Another Look at the iLiad

On Wednesday, I talked about a hopeful sign for the ailing newspaper industry. This post is about another. But, first, I need to bring us all up-to-date on the Dutch company, iRex.

In January, 2006, I first mentioned iRex, which was scheduled to release an e-reader called the iLiad in April of that year. That release was later pushed back to July.

My interest in the iLiad took a huge dive when I learned its price was $811.

Two years later, on May 8, 2008, I reported that the price of the iLiad had come down to $699, and I also quoted from The Bookseller:
Borders is to become the first seller of e-book readers in the United Kingdom with seven stores stocking the iLiad reader . . .
Also in May, iRex introduced its new iLiad Book Edition and differentiated it in price from its iLiad Second Edition.

The iLiad Book Edition sells for $599 and comes pre-loaded with 50 "classic titles":
In a completely new sleek silver colour, with 50 pre-loaded eBooks, including some of the best books ever written, this is a bestseller for every book lover.
The press release that announced the Book Edition had this to say about the pre-loaded books:
Titles range from Alice’s Adventures in Wonderland by Lewis Caroll to Pride and Prejudice from Jane Austen, from Dracula from Bram Stokers to Wuthering Heights by Charlotte Bronte.
The iLiad Second Edition retails for $699. The only difference between it and the Book Edition is that the Second Edition includes "Built-in Wi-Fi® 802.11B/G wireless networking" capability.

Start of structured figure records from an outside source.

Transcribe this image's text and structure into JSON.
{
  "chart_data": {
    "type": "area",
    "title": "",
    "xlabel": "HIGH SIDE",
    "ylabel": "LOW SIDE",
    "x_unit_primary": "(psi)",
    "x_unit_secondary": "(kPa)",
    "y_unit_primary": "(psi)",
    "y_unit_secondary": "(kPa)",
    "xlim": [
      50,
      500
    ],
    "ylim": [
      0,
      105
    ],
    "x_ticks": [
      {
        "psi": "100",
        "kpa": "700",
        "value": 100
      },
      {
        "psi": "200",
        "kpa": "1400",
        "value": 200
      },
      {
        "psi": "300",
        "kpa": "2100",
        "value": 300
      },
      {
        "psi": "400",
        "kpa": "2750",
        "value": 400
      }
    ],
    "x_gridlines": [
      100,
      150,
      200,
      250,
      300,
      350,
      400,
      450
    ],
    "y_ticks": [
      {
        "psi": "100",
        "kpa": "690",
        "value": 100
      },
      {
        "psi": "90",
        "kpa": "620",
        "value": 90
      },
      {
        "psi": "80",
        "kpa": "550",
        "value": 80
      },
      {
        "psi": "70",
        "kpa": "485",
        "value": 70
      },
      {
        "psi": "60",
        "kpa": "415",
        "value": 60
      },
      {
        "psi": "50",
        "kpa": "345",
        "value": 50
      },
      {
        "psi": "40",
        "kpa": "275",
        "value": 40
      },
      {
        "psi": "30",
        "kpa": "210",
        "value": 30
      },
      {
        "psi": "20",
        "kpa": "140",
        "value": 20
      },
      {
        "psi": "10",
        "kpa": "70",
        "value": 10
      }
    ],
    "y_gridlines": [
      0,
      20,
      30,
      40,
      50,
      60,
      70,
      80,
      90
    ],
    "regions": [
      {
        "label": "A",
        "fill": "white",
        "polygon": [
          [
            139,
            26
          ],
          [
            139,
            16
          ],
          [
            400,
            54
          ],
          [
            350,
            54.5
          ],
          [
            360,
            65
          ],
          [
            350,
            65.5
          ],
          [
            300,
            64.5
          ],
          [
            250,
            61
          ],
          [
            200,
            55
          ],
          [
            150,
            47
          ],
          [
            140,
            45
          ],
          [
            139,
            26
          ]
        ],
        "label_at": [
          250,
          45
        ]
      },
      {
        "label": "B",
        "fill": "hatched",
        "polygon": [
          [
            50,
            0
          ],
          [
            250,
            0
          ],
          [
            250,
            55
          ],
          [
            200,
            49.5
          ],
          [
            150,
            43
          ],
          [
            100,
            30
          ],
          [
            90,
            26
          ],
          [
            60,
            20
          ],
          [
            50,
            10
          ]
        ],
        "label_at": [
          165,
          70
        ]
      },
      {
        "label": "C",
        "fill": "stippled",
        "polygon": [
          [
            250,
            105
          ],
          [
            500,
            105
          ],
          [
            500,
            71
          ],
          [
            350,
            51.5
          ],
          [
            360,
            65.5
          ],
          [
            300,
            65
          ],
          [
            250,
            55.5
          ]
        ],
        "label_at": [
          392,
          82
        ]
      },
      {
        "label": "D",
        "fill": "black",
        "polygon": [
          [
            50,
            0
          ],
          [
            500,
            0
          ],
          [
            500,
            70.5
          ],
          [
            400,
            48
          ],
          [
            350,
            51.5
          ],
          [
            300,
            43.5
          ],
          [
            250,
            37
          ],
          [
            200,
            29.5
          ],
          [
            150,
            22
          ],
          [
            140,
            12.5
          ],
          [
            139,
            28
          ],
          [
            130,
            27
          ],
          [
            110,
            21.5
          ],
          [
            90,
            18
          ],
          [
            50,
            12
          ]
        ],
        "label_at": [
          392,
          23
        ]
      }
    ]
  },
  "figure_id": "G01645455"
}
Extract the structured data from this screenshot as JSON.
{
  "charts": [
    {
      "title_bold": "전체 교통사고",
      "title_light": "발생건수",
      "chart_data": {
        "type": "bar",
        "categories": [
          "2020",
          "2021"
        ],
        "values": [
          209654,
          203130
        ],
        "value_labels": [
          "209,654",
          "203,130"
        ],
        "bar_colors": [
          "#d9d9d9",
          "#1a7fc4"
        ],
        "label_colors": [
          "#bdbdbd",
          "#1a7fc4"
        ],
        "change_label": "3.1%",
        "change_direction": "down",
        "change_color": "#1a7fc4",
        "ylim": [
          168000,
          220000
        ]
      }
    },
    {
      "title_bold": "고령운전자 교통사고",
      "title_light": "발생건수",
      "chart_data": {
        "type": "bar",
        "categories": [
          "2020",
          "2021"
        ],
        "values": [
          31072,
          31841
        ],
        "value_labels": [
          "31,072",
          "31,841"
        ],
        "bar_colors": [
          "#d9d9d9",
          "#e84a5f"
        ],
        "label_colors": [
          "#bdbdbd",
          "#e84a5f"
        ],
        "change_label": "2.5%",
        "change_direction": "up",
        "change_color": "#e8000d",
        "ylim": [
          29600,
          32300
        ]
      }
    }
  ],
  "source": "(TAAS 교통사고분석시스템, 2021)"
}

In October, 2007, the Dutch bookstore chain Selexyz began to carry the iLiad. In July, 2008, the W.H. Smith chain of booksellers in the UK began offering the Book Edition in their stores. Last month, the iLiad became available at the German bookchain, Mayersche.

On September 3, iRex distributed a press release that said:
Gill & Macmillan, the leading Irish book publisher, today launched a pilot scheme that will take some weight off the shoulders of the first-year pupils of Caritas College, Ballyfermot . . . St. Brendan’s class, a group of 18 first year students at the all-girl school . . . will become the first class of students worldwide to replace their academic load with the iLiad, an electronic book device.
And now we come to the main reason I'm taking another look at the iLiad today.

On Thursday BusinessWeek reported on an experiment that took place this summer in France with a prototype digital device from iRex called the Read & Go:
The trial of the prototype will wrap up this month, and by 2009, France Telecom (FTE) aims to start distributing the Read & Go in conjunction with a subscription-based news service of the same name. For a monthly charge similar to a mobile service plan, customers will receive an over-the-air stream of aggregated content from a wide assortment of information sources. Alongside the articles will be ads that help defray the cost of the service.
The story says that France Telecom is "partnering" with the newspaper industry to offer the major French newspapers, such as Le Monde and Le Figaro, through its cellular network. Ads will run alongside the articles, providing revenue to offset the cost of the service. The newspapers will receive a cut from the subscription fees for Read & Go.

France Telecom has not yet provided any numbers for the cost of the service or the cost of the Read & Go device yet.

The newspaper industry has not figured out a way to capitalize on the digital age. Partnerships of this kind may yet provide a lifeline for the beleaguered industry.